O declínio da Itália há muito tempo serve de alerta de que, se um país não cuidar do seu futebol, pode ficar para trás a uma velocidade alarmante. O Brasil agora tem seu próprio e incômodo caso de estudo.
A longa busca por Ancelotti enquanto ele estava no Real Madrid deixou a seleção à deriva sob o comando de três técnicos diferentes e, quando ele chegou, já não havia como escapar facilmente da areia movediça. Um ano nunca seria tempo suficiente para reparar três anos de negligência.
Ancelotti pode estar entre os treinadores mais condecorados que o futebol já conheceu, mas esta Copa do Mundo mostrou que ele é apenas humano.
Várias de suas principais decisões acabaram se voltando contra ele, e nenhuma de forma mais dolorosa do que a de confiar em jogadores envelhecidos que pareciam longe dos seus melhores momentos.
Casemiro, Danilo e Neymar eram nomes de peso e com muita rodagem. Contra a Noruega, isso ficou evidente.
Os dois gols da Noruega surgiram pela lateral esquerda, onde Andreas Schjelderup atacou saindo do banco de reservas com o tipo de energia que tanto faltava ao Brasil. Danilo, de 34 anos, foi escalado como lateral-direito, uma posição que não exercia regularmente há anos, tendo sido utilizado mais recentemente como zagueiro reserva no Flamengo.
Acabou sendo um encaixe brutal. Schjelderup avançou contra ele com determinação. Danilo parecia perdido.
PERNAS PESADAS
Casemiro também disputou o torneio com pernas pesadas. Teve dificuldades com a velocidade dos adversários, errou passes e, neste domingo, sob o calor sufocante de Nova Jersey, parecia um caminhão enferrujado subindo uma estrada estreita com dificuldade.

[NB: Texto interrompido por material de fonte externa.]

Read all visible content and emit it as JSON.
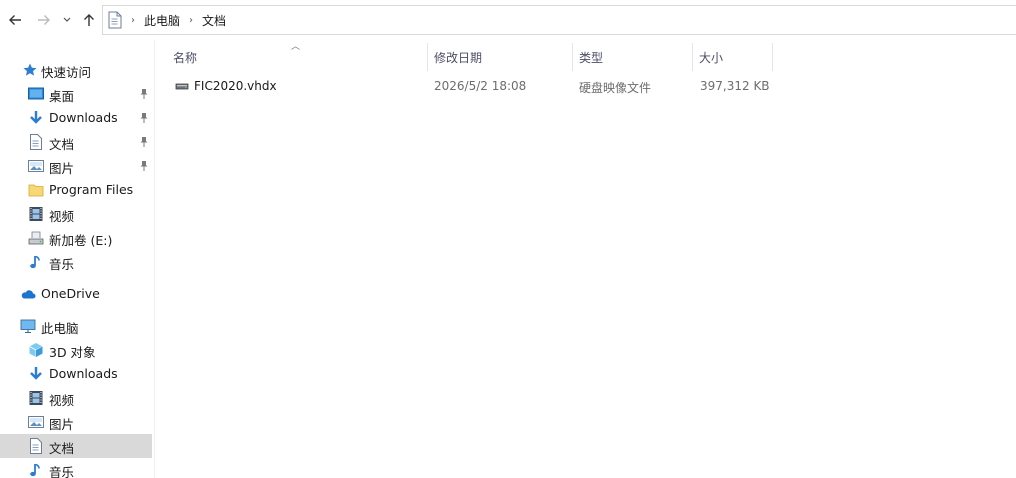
{
  "window": {
    "breadcrumb": [
      "此电脑",
      "文档"
    ]
  },
  "sidebar": {
    "quick_access": {
      "label": "快速访问",
      "items": [
        {
          "label": "桌面",
          "icon": "desktop-icon",
          "pinned": true
        },
        {
          "label": "Downloads",
          "icon": "download-arrow-icon",
          "pinned": true
        },
        {
          "label": "文档",
          "icon": "document-icon",
          "pinned": true
        },
        {
          "label": "图片",
          "icon": "pictures-icon",
          "pinned": true
        },
        {
          "label": "Program Files",
          "icon": "folder-icon",
          "pinned": false
        },
        {
          "label": "视频",
          "icon": "video-film-icon",
          "pinned": false
        },
        {
          "label": "新加卷 (E:)",
          "icon": "drive-icon",
          "pinned": false
        },
        {
          "label": "音乐",
          "icon": "music-note-icon",
          "pinned": false
        }
      ]
    },
    "onedrive": {
      "label": "OneDrive",
      "icon": "cloud-icon"
    },
    "this_pc": {
      "label": "此电脑",
      "items": [
        {
          "label": "3D 对象",
          "icon": "3d-cube-icon"
        },
        {
          "label": "Downloads",
          "icon": "download-arrow-icon"
        },
        {
          "label": "视频",
          "icon": "video-film-icon"
        },
        {
          "label": "图片",
          "icon": "pictures-icon"
        },
        {
          "label": "文档",
          "icon": "document-icon",
          "selected": true
        },
        {
          "label": "音乐",
          "icon": "music-note-icon"
        }
      ]
    }
  },
  "file_list": {
    "columns": {
      "name": "名称",
      "modified": "修改日期",
      "type": "类型",
      "size": "大小"
    },
    "rows": [
      {
        "name": "FIC2020.vhdx",
        "modified": "2026/5/2 18:08",
        "type": "硬盘映像文件",
        "size": "397,312 KB",
        "icon": "virtual-disk-icon"
      }
    ]
  },
  "colors": {
    "selected_bg": "#d9d9d9",
    "header_text": "#4d4d68",
    "accent_blue": "#2b7cd3"
  }
}
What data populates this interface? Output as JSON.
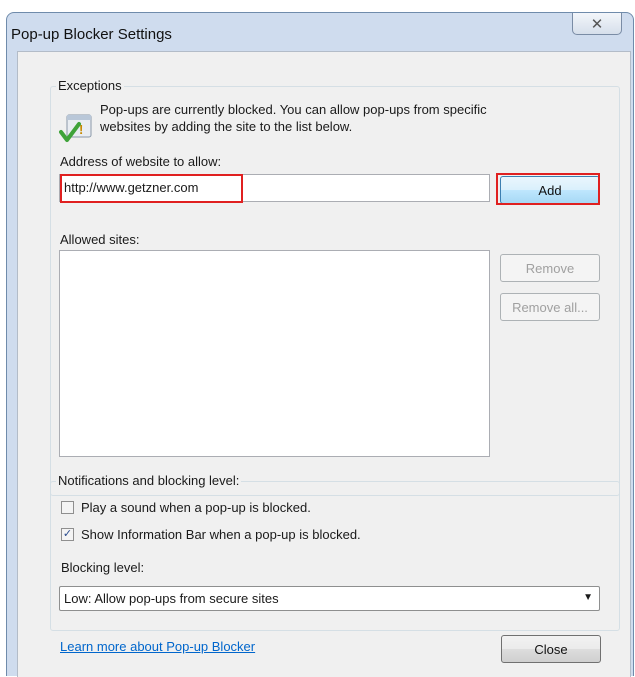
{
  "window": {
    "title": "Pop-up Blocker Settings",
    "close_glyph": "✕"
  },
  "exceptions": {
    "legend": "Exceptions",
    "info_line1": "Pop-ups are currently blocked.  You can allow pop-ups from specific",
    "info_line2": "websites by adding the site to the list below.",
    "address_label": "Address of website to allow:",
    "address_value": "http://www.getzner.com",
    "add_label": "Add",
    "allowed_label": "Allowed sites:",
    "remove_label": "Remove",
    "remove_all_label": "Remove all..."
  },
  "notifications": {
    "legend": "Notifications and blocking level:",
    "play_sound_label": "Play a sound when a pop-up is blocked.",
    "play_sound_checked": false,
    "info_bar_label": "Show Information Bar when a pop-up is blocked.",
    "info_bar_checked": true,
    "blocking_label": "Blocking level:",
    "blocking_value": "Low: Allow pop-ups from secure sites"
  },
  "footer": {
    "learn_more_label": "Learn more about Pop-up Blocker",
    "close_label": "Close"
  },
  "glyphs": {
    "check": "✓",
    "dropdown": "▼"
  },
  "colors": {
    "highlight": "#e02020",
    "link": "#0066cc",
    "default_button": "#bee6fd"
  }
}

Então entrou Neymar, chamado no final da partida, quando o placar estava empatado em zero a zero e o Brasil precisava de inspiração. Ele marcou de pênalti nos acréscimos, mas foi mais um consolo do que uma salvação.
O problema foi o que aconteceu antes. Neymar, que chegou ao torneio lesionado, ofereceu pouco arranque, poucas surpresas e pouco daquela explosão de velocidade devastadora que já o tornou um dos atacantes mais temidos do futebol.
Lento, previsível e com movimentos lânguidos, ele passou uma imagem triste em comparação com o jogador brilhante que costumava ser.
Se o plano era realmente preparar uma nova geração para a Copa do Mundo de 2030, as escolhas do Brasil parecem ainda mais difíceis de explicar.
Com um ciclo completo começando mais cedo do que o esperado e pouca pressão sobre essa seleção para conquistar o mundo imediatamente, Ancelotti poderia ter deixado a velha guarda em casa e dado aos jogadores mais jovens uma experiência dura, mas valiosa.
Em vez disso, o Brasil tentou conciliar o passado e o futuro e acabou ficando preso entre os dois.
O resultado é uma espera de pelo menos 28 anos pelo sexto título da Copa do Mundo, um jejum inimaginável para um país que construiu sua identidade futebolística com base na criatividade, na ousadia e na superioridade.
Durante grande parte do torneio, o Brasil esteve quase irreconhecível. Apenas Vinicius Jr. ofereceu lampejos do brilho de antigamente, um lembrete de que o talento não desapareceu totalmente.
Mas, em torno dele, o Brasil parecia carecer de clareza e velocidade e, o que é mais grave, de si mesmo.